Recorte da coluna social Luzes da Cidade, de Fausto Neto, jornal Última Hora, Recife, 1963., mostrando Lucinha Caldas como candidata do América Futebol Clube ao título de Miss Luzes da Cidade 1963. (Acervo de Lucinha Caldas)
                Os concursos Rainha das Piscinas dos Clubes Sociais e Garota dos Bairros do Recife eram coordenados pelo matutino Jornal do Commercio e o vespertino Diário da Noite, respectivamente. Lindas jovens se destacaram nesses certames, a exemplo de Raiolandia Castelo Branco, Rainha das Piscinas dos Clubes Sociais e depois Miss Clube Militar do Recife e Miss Pernambuco 1966; Evercy de Holanda Cavalcanti, Garota dos Bairros do Recife 1967; e Leopoldina Pessoa Rodrigues, Garota dos Bairros do Recife 1968. Outra competição de sucesso: o Garota Bancária de Pernambuco, título conquistado em 1965 por Joseli Lacerda de Lima, representante do Banco Nacional do Norte (Banorte), em festa memorável nos salões do Clube Náutico Capibaribe. Todavia, o concurso Miss Luzes da Cidade, em 1963, foi o que mais despertou a atenção dos leitores por ter sido promovido pela sucursal do jornal Última Hora, fundado por Samuel Wainer (1910-1980), cuja linha editorial era progressista de esquerda. A vencedora foi Maria Lúcia Caldas, representante do América Futebol Clube, agremiação localizada na Estrada do Arraial, freqüentada por famílias tradicionais do bairro de Casa Amarela e circunvizinhança.

Lucinha Caldas, Miss Luzes da Cidade 1963, e Terezinha Frazão, Miss Pernambuco 1962, na primeira página do jornal Última Hora. (Acervo de Lucinha Caldas)
Lucinha Caldas na primeira página do jornal Última Hora.(Acervo de Lucinha Caldas)
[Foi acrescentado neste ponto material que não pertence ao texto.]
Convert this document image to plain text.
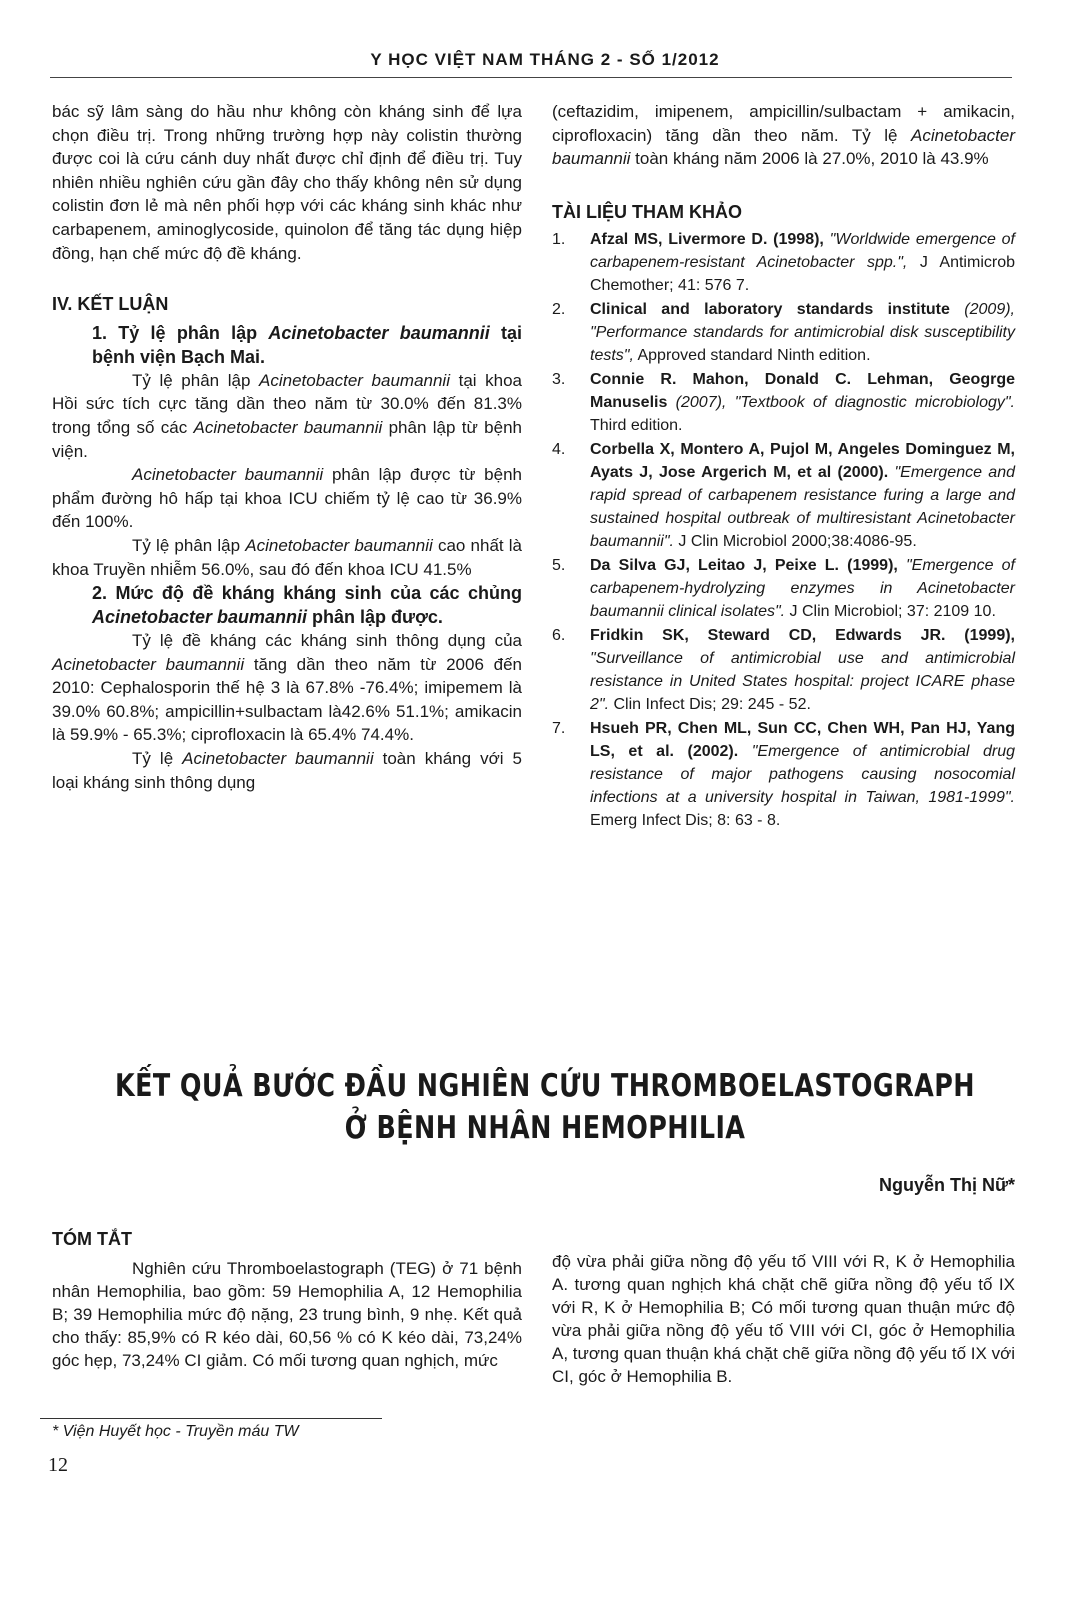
Y HỌC VIỆT NAM THÁNG 2 - SỐ 1/2012

bác sỹ lâm sàng do hầu như không còn kháng sinh để lựa chọn điều trị. Trong những trường hợp này colistin thường được coi là cứu cánh duy nhất được chỉ định để điều trị. Tuy nhiên nhiều nghiên cứu gần đây cho thấy không nên sử dụng colistin đơn lẻ mà nên phối hợp với các kháng sinh khác như carbapenem, aminoglycoside, quinolon để tăng tác dụng hiệp đồng, hạn chế mức độ đề kháng.

IV. KẾT LUẬN
1. Tỷ lệ phân lập Acinetobacter baumannii tại bệnh viện Bạch Mai.

Tỷ lệ phân lập Acinetobacter baumannii tại khoa Hồi sức tích cực tăng dần theo năm từ 30.0% đến 81.3% trong tổng số các Acinetobacter baumannii phân lập từ bệnh viện.

Acinetobacter baumannii phân lập được từ bệnh phẩm đường hô hấp tại khoa ICU chiếm tỷ lệ cao từ 36.9% đến 100%.

Tỷ lệ phân lập Acinetobacter baumannii cao nhất là khoa Truyền nhiễm 56.0%, sau đó đến khoa ICU 41.5%

2. Mức độ đề kháng kháng sinh của các chủng Acinetobacter baumannii phân lập được.

Tỷ lệ đề kháng các kháng sinh thông dụng của Acinetobacter baumannii tăng dần theo năm từ 2006 đến 2010: Cephalosporin thế hệ 3 là 67.8% -76.4%; imipemem là 39.0% 60.8%; ampicillin+sulbactam là42.6% 51.1%; amikacin là 59.9% - 65.3%; ciprofloxacin là 65.4% 74.4%.

Tỷ lệ Acinetobacter baumannii toàn kháng với 5 loại kháng sinh thông dụng

(ceftazidim, imipenem, ampicillin/sulbactam + amikacin, ciprofloxacin) tăng dần theo năm. Tỷ lệ Acinetobacter baumannii toàn kháng năm 2006 là 27.0%, 2010 là 43.9%

TÀI LIỆU THAM KHẢO
1.	Afzal MS, Livermore D. (1998), "Worldwide emergence of carbapenem-resistant Acinetobacter spp.", J Antimicrob Chemother; 41: 576 7.
2.	Clinical and laboratory standards institute (2009), "Performance standards for antimicrobial disk susceptibility tests", Approved standard Ninth edition.
3.	Connie R. Mahon, Donald C. Lehman, Geogrge Manuselis (2007), "Textbook of diagnostic microbiology". Third edition.
4.	Corbella X, Montero A, Pujol M, Angeles Dominguez M, Ayats J, Jose Argerich M, et al (2000). "Emergence and rapid spread of carbapenem resistance furing a large and sustained hospital outbreak of multiresistant Acinetobacter baumannii". J Clin Microbiol 2000;38:4086-95.
5.	Da Silva GJ, Leitao J, Peixe L. (1999), "Emergence of carbapenem-hydrolyzing enzymes in Acinetobacter baumannii clinical isolates". J Clin Microbiol; 37: 2109 10.
6.	Fridkin SK, Steward CD, Edwards JR. (1999), "Surveillance of antimicrobial use and antimicrobial resistance in United States hospital: project ICARE phase 2". Clin Infect Dis; 29: 245 - 52.
7.	Hsueh PR, Chen ML, Sun CC, Chen WH, Pan HJ, Yang LS, et al. (2002). "Emergence of antimicrobial drug resistance of major pathogens causing nosocomial infections at a university hospital in Taiwan, 1981-1999". Emerg Infect Dis; 8: 63 - 8.
KẾT QUẢ BƯỚC ĐẦU NGHIÊN CỨU THROMBOELASTOGRAPH
Ở BỆNH NHÂN HEMOPHILIA
Nguyễn Thị Nữ*
TÓM TẮT

Nghiên cứu Thromboelastograph (TEG) ở 71 bệnh nhân Hemophilia, bao gồm: 59 Hemophilia A, 12 Hemophilia B; 39 Hemophilia mức độ nặng, 23 trung bình, 9 nhẹ. Kết quả cho thấy: 85,9% có R kéo dài, 60,56 % có K kéo dài, 73,24% góc hẹp, 73,24% CI giảm. Có mối tương quan nghịch, mức

độ vừa phải giữa nồng độ yếu tố VIII với R, K ở Hemophilia A. tương quan nghịch khá chặt chẽ giữa nồng độ yếu tố IX với R, K ở Hemophilia B; Có mối tương quan thuận mức độ vừa phải giữa nồng độ yếu tố VIII với CI, góc ở Hemophilia A, tương quan thuận khá chặt chẽ giữa nồng độ yếu tố IX với CI, góc ở Hemophilia B.

* Viện Huyết học - Truyền máu TW
12
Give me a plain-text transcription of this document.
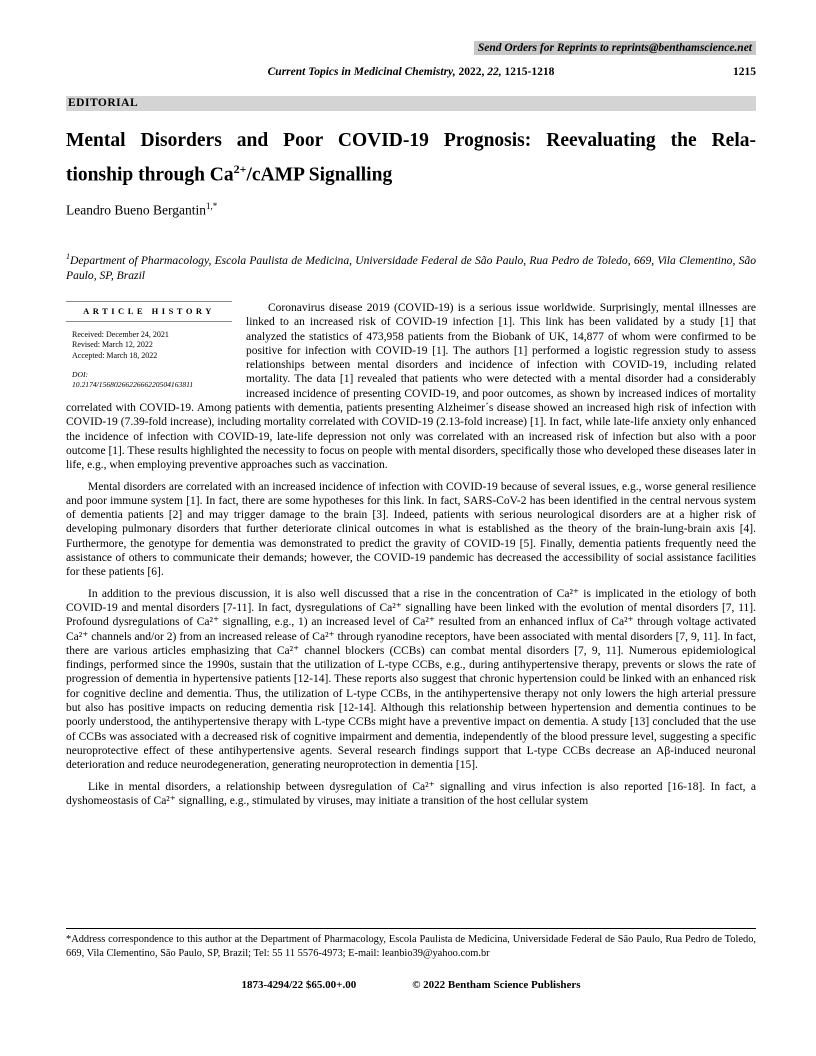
Send Orders for Reprints to reprints@benthamscience.net
Current Topics in Medicinal Chemistry, 2022, 22, 1215-1218	1215
EDITORIAL
Mental Disorders and Poor COVID-19 Prognosis: Reevaluating the Rela-
tionship through $Ca^{2+}$/cAMP Signalling
Leandro Bueno Bergantin$^{1,*}$
$^1$Department of Pharmacology, Escola Paulista de Medicina, Universidade Federal de São Paulo, Rua Pedro de Toledo, 669, Vila Clementino, São Paulo, SP, Brazil
ARTICLE HISTORY
Received: December 24, 2021
Revised: March 12, 2022
Accepted: March 18, 2022
DOI:
10.2174/1568026622666220504163811

Coronavirus disease 2019 (COVID-19) is a serious issue worldwide. Surprisingly, mental illnesses are linked to an increased risk of COVID-19 infection [1]. This link has been validated by a study [1] that analyzed the statistics of 473,958 patients from the Biobank of UK, 14,877 of whom were confirmed to be positive for infection with COVID-19 [1]. The authors [1] performed a logistic regression study to assess relationships between mental disorders and incidence of infection with COVID-19, including related mortality. The data [1] revealed that patients who were detected with a mental disorder had a considerably increased incidence of presenting COVID-19, and poor outcomes, as shown by increased indices of mortality correlated with COVID-19. Among patients with dementia, patients presenting Alzheimer´s disease showed an increased high risk of infection with COVID-19 (7.39-fold increase), including mortality correlated with COVID-19 (2.13-fold increase) [1]. In fact, while late-life anxiety only enhanced the incidence of infection with COVID-19, late-life depression not only was correlated with an increased risk of infection but also with a poor outcome [1]. These results highlighted the necessity to focus on people with mental disorders, specifically those who developed these diseases later in life, e.g., when employing preventive approaches such as vaccination.

Mental disorders are correlated with an increased incidence of infection with COVID-19 because of several issues, e.g., worse general resilience and poor immune system [1]. In fact, there are some hypotheses for this link. In fact, SARS-CoV-2 has been identified in the central nervous system of dementia patients [2] and may trigger damage to the brain [3]. Indeed, patients with serious neurological disorders are at a higher risk of developing pulmonary disorders that further deteriorate clinical outcomes in what is established as the theory of the brain-lung-brain axis [4]. Furthermore, the genotype for dementia was demonstrated to predict the gravity of COVID-19 [5]. Finally, dementia patients frequently need the assistance of others to communicate their demands; however, the COVID-19 pandemic has decreased the accessibility of social assistance facilities for these patients [6].

In addition to the previous discussion, it is also well discussed that a rise in the concentration of Ca²⁺ is implicated in the etiology of both COVID-19 and mental disorders [7-11]. In fact, dysregulations of Ca²⁺ signalling have been linked with the evolution of mental disorders [7, 11]. Profound dysregulations of Ca²⁺ signalling, e.g., 1) an increased level of Ca²⁺ resulted from an enhanced influx of Ca²⁺ through voltage activated Ca²⁺ channels and/or 2) from an increased release of Ca²⁺ through ryanodine receptors, have been associated with mental disorders [7, 9, 11]. In fact, there are various articles emphasizing that Ca²⁺ channel blockers (CCBs) can combat mental disorders [7, 9, 11]. Numerous epidemiological findings, performed since the 1990s, sustain that the utilization of L-type CCBs, e.g., during antihypertensive therapy, prevents or slows the rate of progression of dementia in hypertensive patients [12-14]. These reports also suggest that chronic hypertension could be linked with an enhanced risk for cognitive decline and dementia. Thus, the utilization of L-type CCBs, in the antihypertensive therapy not only lowers the high arterial pressure but also has positive impacts on reducing dementia risk [12-14]. Although this relationship between hypertension and dementia continues to be poorly understood, the antihypertensive therapy with L-type CCBs might have a preventive impact on dementia. A study [13] concluded that the use of CCBs was associated with a decreased risk of cognitive impairment and dementia, independently of the blood pressure level, suggesting a specific neuroprotective effect of these antihypertensive agents. Several research findings support that L-type CCBs decrease an Aβ-induced neuronal deterioration and reduce neurodegeneration, generating neuroprotection in dementia [15].

Like in mental disorders, a relationship between dysregulation of Ca²⁺ signalling and virus infection is also reported [16-18]. In fact, a dyshomeostasis of Ca²⁺ signalling, e.g., stimulated by viruses, may initiate a transition of the host cellular system

*Address correspondence to this author at the Department of Pharmacology, Escola Paulista de Medicina, Universidade Federal de São Paulo, Rua Pedro de Toledo, 669, Vila Clementino, São Paulo, SP, Brazil; Tel: 55 11 5576-4973; E-mail: leanbio39@yahoo.com.br
1873-4294/22 $65.00+.00	© 2022 Bentham Science Publishers
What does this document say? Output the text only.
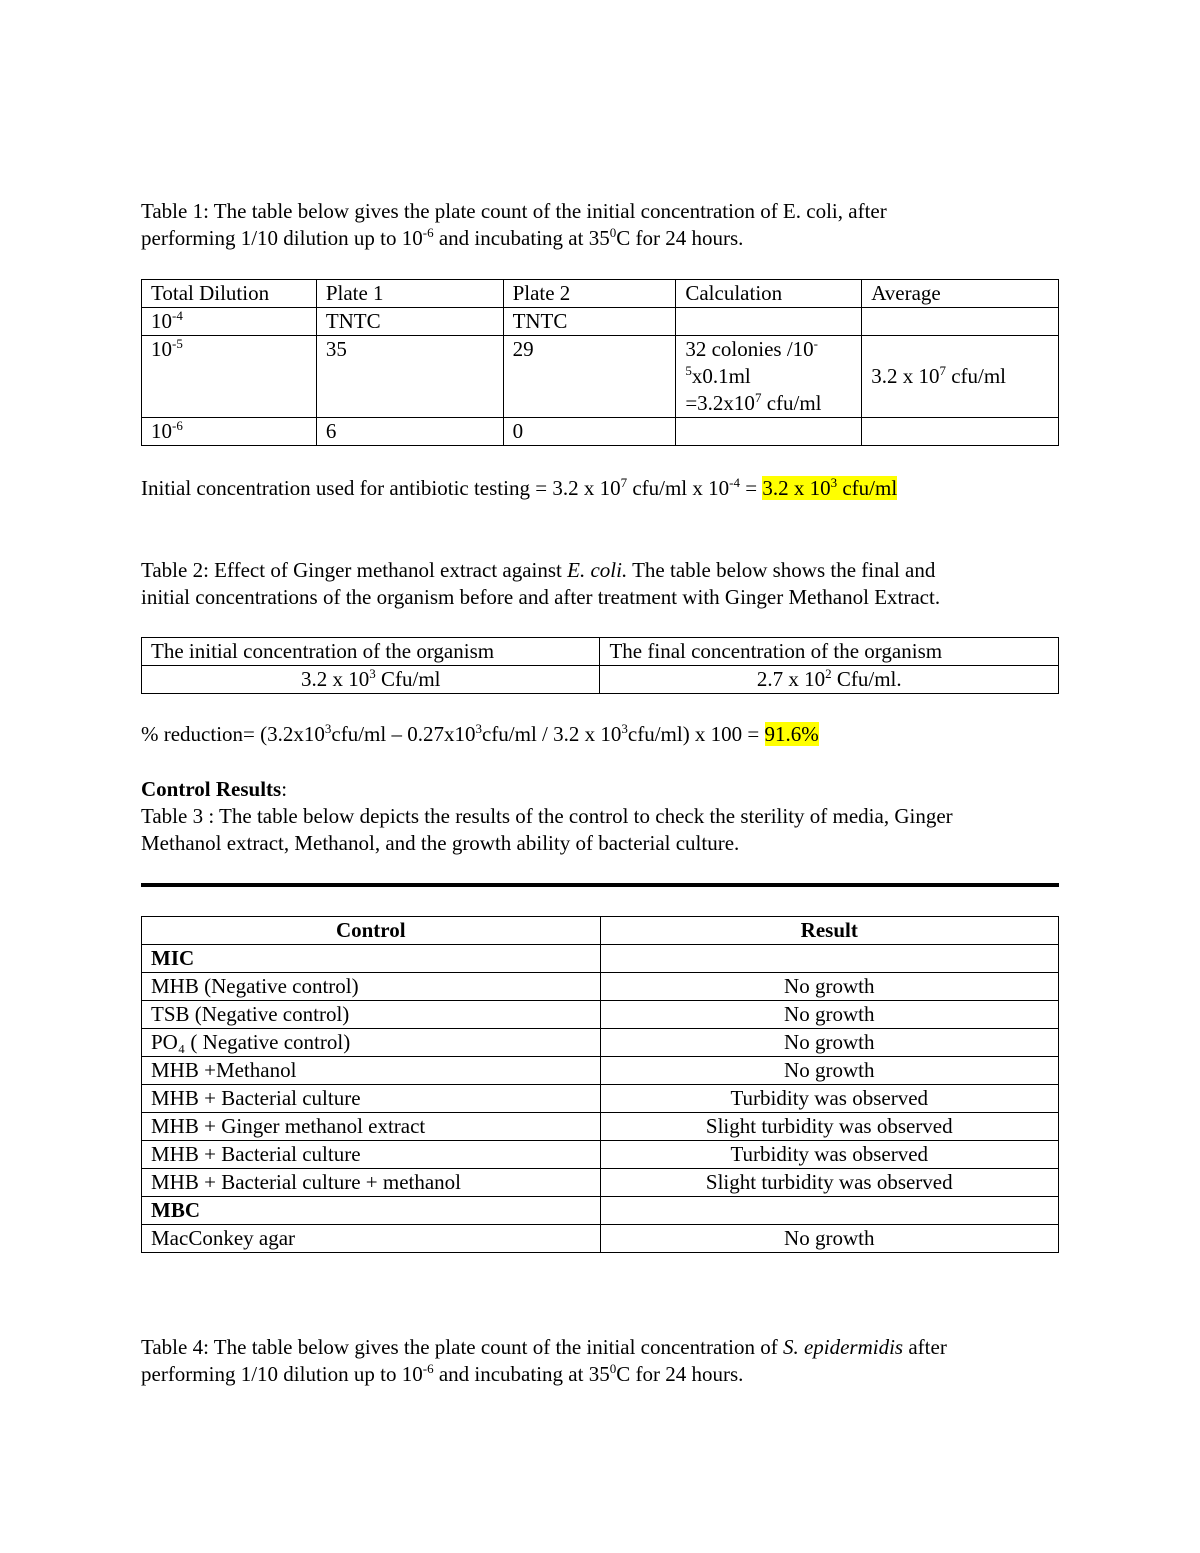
Table 1: The table below gives the plate count of the initial concentration of E. coli, after
performing 1/10 dilution up to $10^{-6}$ and incubating at $35^0C$ for 24 hours.

Total Dilution	Plate 1	Plate 2	Calculation	Average
$10^{-4}$	TNTC	TNTC		
$10^{-5}$	35	29	32 colonies /10-
$^5$x0.1ml
$=3.2x10^7$ cfu/ml	3.2 x $10^7$ cfu/ml
$10^{-6}$	6	0		

Initial concentration used for antibiotic testing = 3.2 x $10^7$ cfu/ml x $10^{-4} = 3.2$ x $10^3$ cfu/ml

Table 2: Effect of Ginger methanol extract against E. coli. The table below shows the final and
initial concentrations of the organism before and after treatment with Ginger Methanol Extract.

The initial concentration of the organism	The final concentration of the organism
3.2 x $10^3$ Cfu/ml	2.7 x $10^2$ Cfu/ml.

% reduction= ($3.2x10^3cfu/ml - 0.27x10^3cfu/ml / 3.2$ x $10^3cfu/ml$) x 100 = 91.6%

Control Results:
Table 3 : The table below depicts the results of the control to check the sterility of media, Ginger
Methanol extract, Methanol, and the growth ability of bacterial culture.

Control	Result
MIC	
MHB (Negative control)	No growth
TSB (Negative control)	No growth
PO₄ ( Negative control)	No growth
MHB +Methanol	No growth
MHB + Bacterial culture	Turbidity was observed
MHB + Ginger methanol extract	Slight turbidity was observed
MHB + Bacterial culture	Turbidity was observed
MHB + Bacterial culture + methanol	Slight turbidity was observed
MBC	
MacConkey agar	No growth

Table 4: The table below gives the plate count of the initial concentration of S. epidermidis after
performing 1/10 dilution up to $10^{-6}$ and incubating at $35^0C$ for 24 hours.
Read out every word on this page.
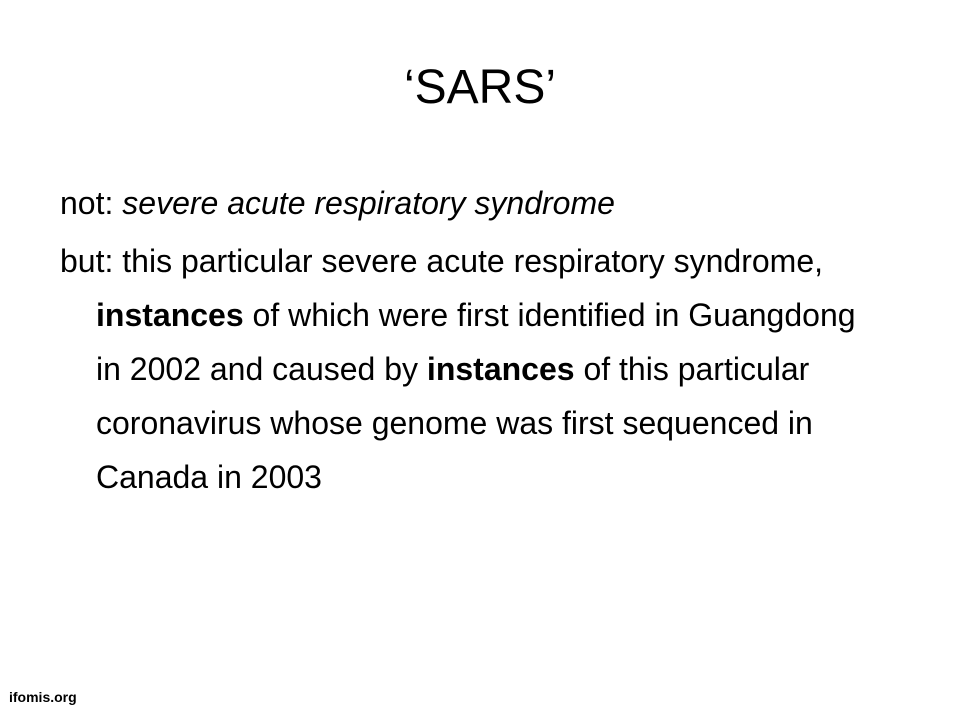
‘SARS’

not: severe acute respiratory syndrome

but: this particular severe acute respiratory syndrome, instances of which were first identified in Guangdong in 2002 and caused by instances of this particular coronavirus whose genome was first sequenced in Canada in 2003

ifomis.org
                E é com a Lucinha Caldas que revisitaremos um tempo de muito glamour, quando uma Miss era sinônimo de status. A barreira do silêncio de nossa homenageada foi rompida 48 anos depois de sua eleição e teve a colaboração da sua sobrinha, a jornalista e radialista Dulce Melo. Depois que casou e teve quatro filhos, a Miss Luzes da Cidade 1963 percorreu o mesmo caminho da atriz Greta Garbo (1905-1990), exilando-se e deixando para trás os holofotes da mídia. Lucinha Caldas passou a dedicar sua vida em tempo integral ao marido, aos filhos e aos cuidados especiais com a mãe e a avó.Viúva, avó de seis netos e residindo no bairro de Boa Viagem, a eterna Miss Luzes da Cidade falou um pouco da sua experiência vivenciada num tempo em que a família que tivesse entre seus membros um filho padre ou uma filha miss gozava de um status e prestígio jamais vistos nos dias de hoje. Vamos conferir a entrevista.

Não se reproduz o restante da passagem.